Entre os grupos locais, que são aqueles de perfil regional ou de atuação em um único estado, destacam-se o Bonde dos 40, que domina 10 cidades no Maranhão, e o Piratas do Solimões, facção hegemônica em três municípios do Amazonas e que é especializada em roubo de cargas, “inclusive de drogas trazidas pelos criminosos estrangeiros de Colômbia e Peru”, mostra o levantamento..
O FBSP considera “surpreendente” a velocidade com que os grupos criminosos avançam e se tornam presentes na Amazônia. Apesar disso, a instituição ainda avalia o resultado do estudo como “conservador”, pois acredita numa possível subnotificação da realidade.
De modo geral, a intensificação desse contexto é atribuída a dois fatores. O primeiro, de acordo com a pesquisa, são as alianças entre grupos dentro do sistema prisional e o recorrente processo de adesão de novos integrantes por meio de “batismos”. Já o segundo tem a ver com a dinâmica específica do mercado de drogas e com a posição estratégica da Amazônia enquanto área central de trânsito.

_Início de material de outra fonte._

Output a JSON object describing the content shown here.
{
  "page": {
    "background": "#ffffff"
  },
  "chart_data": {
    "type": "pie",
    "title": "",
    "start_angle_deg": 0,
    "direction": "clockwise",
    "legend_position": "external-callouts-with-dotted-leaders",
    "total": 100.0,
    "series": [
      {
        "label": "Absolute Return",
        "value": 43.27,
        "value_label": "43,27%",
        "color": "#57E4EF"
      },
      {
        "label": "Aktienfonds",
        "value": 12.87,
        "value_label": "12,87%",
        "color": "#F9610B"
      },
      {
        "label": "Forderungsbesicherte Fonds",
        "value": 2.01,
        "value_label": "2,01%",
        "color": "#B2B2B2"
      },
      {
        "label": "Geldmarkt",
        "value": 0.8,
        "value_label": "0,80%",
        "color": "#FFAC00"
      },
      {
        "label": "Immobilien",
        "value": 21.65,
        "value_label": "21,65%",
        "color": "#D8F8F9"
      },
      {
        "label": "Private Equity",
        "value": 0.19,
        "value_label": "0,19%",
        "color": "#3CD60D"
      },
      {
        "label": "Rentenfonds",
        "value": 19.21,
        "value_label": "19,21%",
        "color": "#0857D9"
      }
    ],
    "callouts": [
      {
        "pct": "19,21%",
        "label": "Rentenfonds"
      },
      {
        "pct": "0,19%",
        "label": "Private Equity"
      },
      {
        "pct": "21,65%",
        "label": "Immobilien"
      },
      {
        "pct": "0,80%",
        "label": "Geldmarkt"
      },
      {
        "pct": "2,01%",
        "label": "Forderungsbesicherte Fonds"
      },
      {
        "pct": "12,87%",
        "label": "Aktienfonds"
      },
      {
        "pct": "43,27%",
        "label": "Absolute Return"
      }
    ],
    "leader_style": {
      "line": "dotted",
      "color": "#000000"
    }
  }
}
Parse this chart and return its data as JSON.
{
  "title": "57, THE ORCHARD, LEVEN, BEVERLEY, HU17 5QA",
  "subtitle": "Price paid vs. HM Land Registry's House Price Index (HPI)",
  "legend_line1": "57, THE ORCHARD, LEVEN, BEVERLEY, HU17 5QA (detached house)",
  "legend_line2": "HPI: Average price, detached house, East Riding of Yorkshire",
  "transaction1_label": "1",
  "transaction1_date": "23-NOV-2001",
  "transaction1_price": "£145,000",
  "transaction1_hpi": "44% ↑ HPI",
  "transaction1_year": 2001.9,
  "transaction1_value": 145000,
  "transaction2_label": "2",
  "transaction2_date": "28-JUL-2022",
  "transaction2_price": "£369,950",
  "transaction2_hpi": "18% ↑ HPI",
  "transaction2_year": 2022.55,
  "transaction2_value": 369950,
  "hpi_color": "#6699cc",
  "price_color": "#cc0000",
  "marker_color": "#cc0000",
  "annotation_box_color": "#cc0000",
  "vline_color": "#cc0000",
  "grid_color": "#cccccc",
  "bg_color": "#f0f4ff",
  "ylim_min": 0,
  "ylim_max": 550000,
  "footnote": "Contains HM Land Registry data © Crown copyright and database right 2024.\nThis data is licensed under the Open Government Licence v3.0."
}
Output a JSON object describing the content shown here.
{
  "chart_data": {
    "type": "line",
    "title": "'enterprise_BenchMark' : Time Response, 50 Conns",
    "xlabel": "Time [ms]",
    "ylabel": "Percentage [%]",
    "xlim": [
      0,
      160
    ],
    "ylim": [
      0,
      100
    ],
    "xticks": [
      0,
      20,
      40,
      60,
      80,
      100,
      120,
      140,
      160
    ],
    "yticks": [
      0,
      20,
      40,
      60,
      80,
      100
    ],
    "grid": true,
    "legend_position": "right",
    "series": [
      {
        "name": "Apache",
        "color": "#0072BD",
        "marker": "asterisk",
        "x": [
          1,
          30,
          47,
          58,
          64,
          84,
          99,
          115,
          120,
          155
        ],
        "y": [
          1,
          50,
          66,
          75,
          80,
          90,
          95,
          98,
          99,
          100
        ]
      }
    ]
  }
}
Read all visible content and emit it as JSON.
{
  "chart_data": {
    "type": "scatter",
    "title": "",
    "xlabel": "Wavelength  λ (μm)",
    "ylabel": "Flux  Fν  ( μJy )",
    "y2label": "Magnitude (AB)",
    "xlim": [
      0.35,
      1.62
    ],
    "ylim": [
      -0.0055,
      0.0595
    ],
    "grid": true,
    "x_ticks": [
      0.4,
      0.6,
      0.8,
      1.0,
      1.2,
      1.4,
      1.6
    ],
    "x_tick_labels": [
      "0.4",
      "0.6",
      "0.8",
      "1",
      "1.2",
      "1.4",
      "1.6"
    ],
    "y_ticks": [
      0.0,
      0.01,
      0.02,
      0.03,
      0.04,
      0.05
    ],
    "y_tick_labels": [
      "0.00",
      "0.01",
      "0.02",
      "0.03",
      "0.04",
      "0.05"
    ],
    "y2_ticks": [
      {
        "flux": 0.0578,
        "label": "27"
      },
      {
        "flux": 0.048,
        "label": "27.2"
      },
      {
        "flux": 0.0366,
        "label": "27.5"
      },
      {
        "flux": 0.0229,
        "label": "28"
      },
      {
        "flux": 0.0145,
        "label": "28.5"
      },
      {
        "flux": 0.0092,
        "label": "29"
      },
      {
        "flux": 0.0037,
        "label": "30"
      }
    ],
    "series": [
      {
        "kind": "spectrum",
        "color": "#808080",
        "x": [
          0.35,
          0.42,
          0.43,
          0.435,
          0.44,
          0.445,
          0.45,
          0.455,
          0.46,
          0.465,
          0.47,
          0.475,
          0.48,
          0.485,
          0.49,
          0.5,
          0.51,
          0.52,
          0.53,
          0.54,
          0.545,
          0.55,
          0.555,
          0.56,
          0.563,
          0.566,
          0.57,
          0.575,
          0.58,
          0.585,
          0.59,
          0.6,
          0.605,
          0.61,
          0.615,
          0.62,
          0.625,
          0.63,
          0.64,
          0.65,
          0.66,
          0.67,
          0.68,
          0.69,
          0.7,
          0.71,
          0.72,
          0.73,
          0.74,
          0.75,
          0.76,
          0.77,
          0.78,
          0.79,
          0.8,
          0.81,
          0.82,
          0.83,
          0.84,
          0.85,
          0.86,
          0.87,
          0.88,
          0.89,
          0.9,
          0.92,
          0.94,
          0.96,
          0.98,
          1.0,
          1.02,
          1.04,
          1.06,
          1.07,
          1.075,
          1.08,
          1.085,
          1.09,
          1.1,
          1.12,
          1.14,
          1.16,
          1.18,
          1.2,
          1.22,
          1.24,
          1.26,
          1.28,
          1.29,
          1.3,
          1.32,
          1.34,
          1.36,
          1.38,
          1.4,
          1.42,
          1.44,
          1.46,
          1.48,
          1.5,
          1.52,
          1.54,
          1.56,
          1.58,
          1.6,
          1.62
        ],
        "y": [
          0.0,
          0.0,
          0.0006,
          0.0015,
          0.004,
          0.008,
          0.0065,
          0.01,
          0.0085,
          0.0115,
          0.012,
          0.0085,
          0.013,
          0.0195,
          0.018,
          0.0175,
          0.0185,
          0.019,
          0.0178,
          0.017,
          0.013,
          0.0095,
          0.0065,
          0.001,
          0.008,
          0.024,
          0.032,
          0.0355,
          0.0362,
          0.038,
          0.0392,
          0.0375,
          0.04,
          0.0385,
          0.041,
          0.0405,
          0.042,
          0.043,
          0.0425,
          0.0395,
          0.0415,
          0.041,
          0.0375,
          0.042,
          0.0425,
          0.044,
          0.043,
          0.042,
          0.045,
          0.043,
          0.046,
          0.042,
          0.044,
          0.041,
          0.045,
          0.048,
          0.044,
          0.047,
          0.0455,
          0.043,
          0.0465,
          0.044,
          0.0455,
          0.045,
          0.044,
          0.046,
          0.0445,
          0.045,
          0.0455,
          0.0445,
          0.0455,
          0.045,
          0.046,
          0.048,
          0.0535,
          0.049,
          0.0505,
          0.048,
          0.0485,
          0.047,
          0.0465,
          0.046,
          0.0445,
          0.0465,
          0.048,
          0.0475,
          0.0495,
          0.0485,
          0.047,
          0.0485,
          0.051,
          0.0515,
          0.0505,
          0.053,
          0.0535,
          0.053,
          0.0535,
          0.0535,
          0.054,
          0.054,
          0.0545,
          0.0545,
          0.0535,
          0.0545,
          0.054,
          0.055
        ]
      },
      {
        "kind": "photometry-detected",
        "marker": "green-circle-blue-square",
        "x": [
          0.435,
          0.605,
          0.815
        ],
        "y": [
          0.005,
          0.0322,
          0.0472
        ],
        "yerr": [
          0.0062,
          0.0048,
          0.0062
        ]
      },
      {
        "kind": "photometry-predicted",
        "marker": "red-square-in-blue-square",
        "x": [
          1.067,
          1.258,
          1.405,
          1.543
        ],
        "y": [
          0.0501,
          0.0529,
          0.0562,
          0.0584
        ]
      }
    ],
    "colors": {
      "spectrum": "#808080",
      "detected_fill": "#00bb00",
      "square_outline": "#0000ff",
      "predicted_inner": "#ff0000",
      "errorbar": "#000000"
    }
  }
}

Para a região ser uma rota obrigatória do narcotráfico, “há o interesse do crime organizado em obter o controle das principais redes geográficas e estabelecer relações com grupos criminais dos países da América Andina que são produtores de cocaína”, como Bolívia, Colômbia e Peru. Não à toa, as cidades de fronteira despertam o interesse das facções.
Municípios mapeados
O estudo mapeou 83 municípios que estão na zona de fronteira da Amazônia Legal, no Brasil, e que têm presença de grupos criminosos. Eles são alvo de disputa frequente no xadrez do mundo do crime. A distribuição ficou da seguinte forma: 21 em Mato Grosso, 20 no Acre, 18 em Rondônia, 15 em Roraima, oito no Amazonas e um no Amapá.
No Pará, especificamente, a estratégia tem sido diferente. Apesar de o estado fazer fronteira com a Guiana e o Suriname, a distância das sedes municipais e a dificuldade geográfica imposta pela composição territorial dos municípios fazem com que a rota original do tráfico e o contrabando nesses países ocorra via Oceano Atlântico, “passando muitas vezes pelo estado do Amapá ou vindo direto para o Pará”.
Nesse sentido, as pistas de pouso construídas ilegalmente no meio da floresta ou em áreas de proteção ambiental auxiliam na logística das facções. Levantamento feito pelo Map Biomas em 2021 identificou 2.869 pistas de pouso na Amazônia – a maioria sem autorização da Agência Nacional de Aviação Civil (Anac).
Os dados divulgados não revelam qual é, das 22 cidades acreanas, a única que não tem, ainda, presença significativa das facções criminosas.